For those not familiar, phone keypads often have letters under most digits:

╔═════╦═════╦═════╗
║  1  ║  2  ║  3  ║
║     ║ abc ║ def ║
╠═════╬═════╬═════╣
║  4  ║  5  ║  6  ║
║ ghi ║ jkl ║ mno ║
╠═════╬═════╬═════╣
║  7  ║  8  ║  9  ║
║ pqrs║ tuv ║wxyz ║
╠═════╬═════╬═════╣
║  *  ║  0  ║  #  ║
║     ║     ║     ║
╚═════╩═════╩═════╝

Counting only phone words with length $n$

Here's an example to get an idea of the phone words problem: given a phone number 366, you could generate the following phone words

"dmm", "dmn", "dmo", "dnm", "dnn", "dno", "dom", "don", "doo", "emm", "emn", "emo", "enm", "enn", "eno", "eom", "eon", "eoo", "fmm", "fmn", "fmo", "fnm", "fnn", "fno", "fom", "fon", "foo"

Because 3 can be replaced by either "d", "e" or "f", and 6 can be replaced by either "m", "n" or "o". The upper bound on the number of phone words of length $n$ for a number with $n$ digits is $4^n$ (most keys have 3 letters but 7 and 9 both map to 4 letters).

Counting all words up to and including length $n$

The example above gives us 27 words, but we were only counting words whose length equals the number of digits of the phone number 366. What if we want to find all words including those whose length is less than the phone number?
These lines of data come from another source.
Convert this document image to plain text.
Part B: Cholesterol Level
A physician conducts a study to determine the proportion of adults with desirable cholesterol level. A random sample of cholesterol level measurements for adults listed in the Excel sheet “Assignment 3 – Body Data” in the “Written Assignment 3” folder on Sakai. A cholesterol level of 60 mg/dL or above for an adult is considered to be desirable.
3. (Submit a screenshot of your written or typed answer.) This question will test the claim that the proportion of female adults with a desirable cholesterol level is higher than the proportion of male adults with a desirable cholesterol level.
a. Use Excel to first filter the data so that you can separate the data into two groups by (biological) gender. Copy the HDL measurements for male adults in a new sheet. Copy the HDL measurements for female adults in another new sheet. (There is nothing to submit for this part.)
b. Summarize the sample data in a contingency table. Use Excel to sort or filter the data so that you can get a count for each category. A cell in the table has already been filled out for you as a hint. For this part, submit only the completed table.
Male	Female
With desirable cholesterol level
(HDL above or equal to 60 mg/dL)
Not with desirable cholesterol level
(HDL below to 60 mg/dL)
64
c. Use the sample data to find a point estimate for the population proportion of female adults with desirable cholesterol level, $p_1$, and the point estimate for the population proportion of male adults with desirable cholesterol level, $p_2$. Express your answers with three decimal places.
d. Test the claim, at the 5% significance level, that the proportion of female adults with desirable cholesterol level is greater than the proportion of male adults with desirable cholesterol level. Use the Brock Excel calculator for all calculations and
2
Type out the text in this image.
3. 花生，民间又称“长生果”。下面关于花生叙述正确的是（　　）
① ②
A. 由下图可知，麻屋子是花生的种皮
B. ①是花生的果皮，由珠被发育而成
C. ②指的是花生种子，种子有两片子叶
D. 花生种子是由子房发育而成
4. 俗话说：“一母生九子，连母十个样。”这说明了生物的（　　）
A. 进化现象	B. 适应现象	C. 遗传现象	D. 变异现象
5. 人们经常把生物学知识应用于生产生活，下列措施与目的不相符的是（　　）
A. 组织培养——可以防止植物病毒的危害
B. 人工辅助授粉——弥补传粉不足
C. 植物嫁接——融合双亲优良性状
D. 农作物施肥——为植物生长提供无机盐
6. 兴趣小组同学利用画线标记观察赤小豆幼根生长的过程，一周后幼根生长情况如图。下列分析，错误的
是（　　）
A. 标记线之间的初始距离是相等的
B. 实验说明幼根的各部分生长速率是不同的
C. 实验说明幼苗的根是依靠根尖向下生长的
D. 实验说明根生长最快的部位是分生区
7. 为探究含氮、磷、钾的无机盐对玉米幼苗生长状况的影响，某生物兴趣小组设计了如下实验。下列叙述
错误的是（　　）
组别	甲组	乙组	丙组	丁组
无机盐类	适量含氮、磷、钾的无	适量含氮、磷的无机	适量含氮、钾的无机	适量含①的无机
For example, given the same input as before, 366, you could also have generated words "no", "on", "n", etc.... How many total phone words can be generated for a phone number of length $n$?

To put this another way

Given a phone number of length $n$, we can generate $4^n$ phone words of length $n$, we can also generate $2(4^{n-1})$ phone words for each sub phone number with length $n-1$ (using the example above, that would be all phone words of 36 and 66), then all phone words for all possible sub phone numbers of length $n-2$ etc.. How many phone words are there for a phone number of length $n$ if we count all phone words possibilities or all lengths less than $n$?

Attempt at an answer

Attempting to string the above description into an equation:

$W = 4^{n} + 2(4^{n-1}) + 3(4^{n-2}) + \ldots + n$

But not sure where to go with this.

Terminology

Phone number is an ordered sequence of numerical digits. Example: 1234560, 366 etc...

Phone word is an ordered sequence of latin alphabetical characters (found on En-US telephone key pads).

  • Each phone word can be directly mapped to exactly one phone number of the same length. For example: "foo" can be mapped to 366.
  • Each phone number may be mapped to zero or more phone words.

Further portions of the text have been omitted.